Langford, who was in financial distress at the time, accepted more than $156,000 in undisclosed cash and benefits over the course of two years from Blount and his firm in return for putting Blount Parrish in the deals and allowing it to earn $6.7 million in fees, the SEC said. The benefits included loans from a bank where Blount's girlfriend worked.

"Today's enforcement action demonstrates not only our continued commitment to the protection of investors in municipal bonds, but also our intention to vigorously pursue fraudulent conduct related to security-based swap agreements," said Linda Chatman Thomsen, the SEC's director of enforcement, in a statement.

Langford, the former head of theJefferson County Commission, helped select participants for county transactions, while Blount served as lead underwriter, co-underwriter, and remarketing agent for many Jefferson County bond offerings and served as a consultant in its swap agreements.

In the largest swap, a $1.5 billion transaction between the county and Bear, Stearns & Co. in April 2004, Blount Parrish received $2.4 million from Bear Stearns on behalf of the county.
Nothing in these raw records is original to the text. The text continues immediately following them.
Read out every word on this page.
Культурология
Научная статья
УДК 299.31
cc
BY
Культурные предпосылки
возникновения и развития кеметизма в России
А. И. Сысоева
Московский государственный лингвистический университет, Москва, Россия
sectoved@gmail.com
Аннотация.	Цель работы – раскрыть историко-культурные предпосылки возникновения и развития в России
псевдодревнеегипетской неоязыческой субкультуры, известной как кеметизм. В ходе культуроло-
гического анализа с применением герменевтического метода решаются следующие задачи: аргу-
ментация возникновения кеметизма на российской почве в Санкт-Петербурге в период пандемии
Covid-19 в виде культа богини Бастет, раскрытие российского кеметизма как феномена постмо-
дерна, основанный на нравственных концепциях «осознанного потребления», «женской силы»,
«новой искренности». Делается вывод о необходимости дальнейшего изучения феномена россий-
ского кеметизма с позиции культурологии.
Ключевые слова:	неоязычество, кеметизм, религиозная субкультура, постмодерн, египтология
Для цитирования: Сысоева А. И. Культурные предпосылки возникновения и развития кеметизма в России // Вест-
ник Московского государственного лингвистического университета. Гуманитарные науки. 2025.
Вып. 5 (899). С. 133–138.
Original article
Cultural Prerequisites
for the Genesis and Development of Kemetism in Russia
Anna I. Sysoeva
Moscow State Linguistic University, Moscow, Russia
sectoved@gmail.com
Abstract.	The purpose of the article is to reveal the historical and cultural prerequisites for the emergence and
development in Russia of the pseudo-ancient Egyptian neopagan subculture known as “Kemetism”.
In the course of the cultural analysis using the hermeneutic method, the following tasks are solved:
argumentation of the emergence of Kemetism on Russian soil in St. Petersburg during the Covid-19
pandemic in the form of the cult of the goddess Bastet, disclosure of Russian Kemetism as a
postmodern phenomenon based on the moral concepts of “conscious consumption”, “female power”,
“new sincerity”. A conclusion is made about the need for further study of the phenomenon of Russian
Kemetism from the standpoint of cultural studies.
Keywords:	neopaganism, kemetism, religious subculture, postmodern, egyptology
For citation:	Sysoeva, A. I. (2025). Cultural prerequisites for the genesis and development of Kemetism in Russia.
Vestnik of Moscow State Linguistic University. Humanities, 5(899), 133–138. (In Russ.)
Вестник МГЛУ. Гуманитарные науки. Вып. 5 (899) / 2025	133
But the SEC said that payment was not disclosed publicly and was "a significantly higher amount than the fees the county paid to its legal counsel and swap and financial advisors on the transaction."

Specifically, the commission charged Langford, Blount, and Blount Parrish with three counts of securities fraud and allege that Blount and his firm violated the Municipal Securities Rulemaking Board's Rule G-17 on fair dealing and Rule G-20 on gifts, gratuities, and non-cash compensation. The SEC also charged LaPierre with one count of aiding and abetting Blount and Blount Parrish's alleged violations of antifraud rules.

But Andrew Campbell of Campbell, Gidiere, Lee, Sinclair & Williams, who is representing Blount and his firm, denied any wrongdoing by his clients and disputed that the SEC has any jurisdiction over derivatives.

"We deny all of the allegations," Campbell said. "Neither Blount nor his firm has done anything wrong and we look forward to our day in court."

Attorneys for Langford and LaPierre either declined to comment or did not return phone calls.

Earlier this year, Langford and Blount failed to convince a Florida court to squash SEC subpoenas on the grounds that the commission does not have jurisdiction over the county's interest rate swaps and derivatives. They argued that some of the swaps are tied to the London Interbank Offered Rate, and are therefore considered non-securities.

But the SEC, in seeking to depose both men, responded that many of the county's swap agreements were in fact based on the value of The Bond Market Association's municipal swap index, not Libor, and were therefore "security-based."

"The mere fact that the county made the agreements simultaneously with its bond offerings and approved them in the same resolutions as the bond deals raises questions about whether they were security-based swap agreements falling under our jurisdiction," the SEC argued in January while it was investigating Blount and Langford.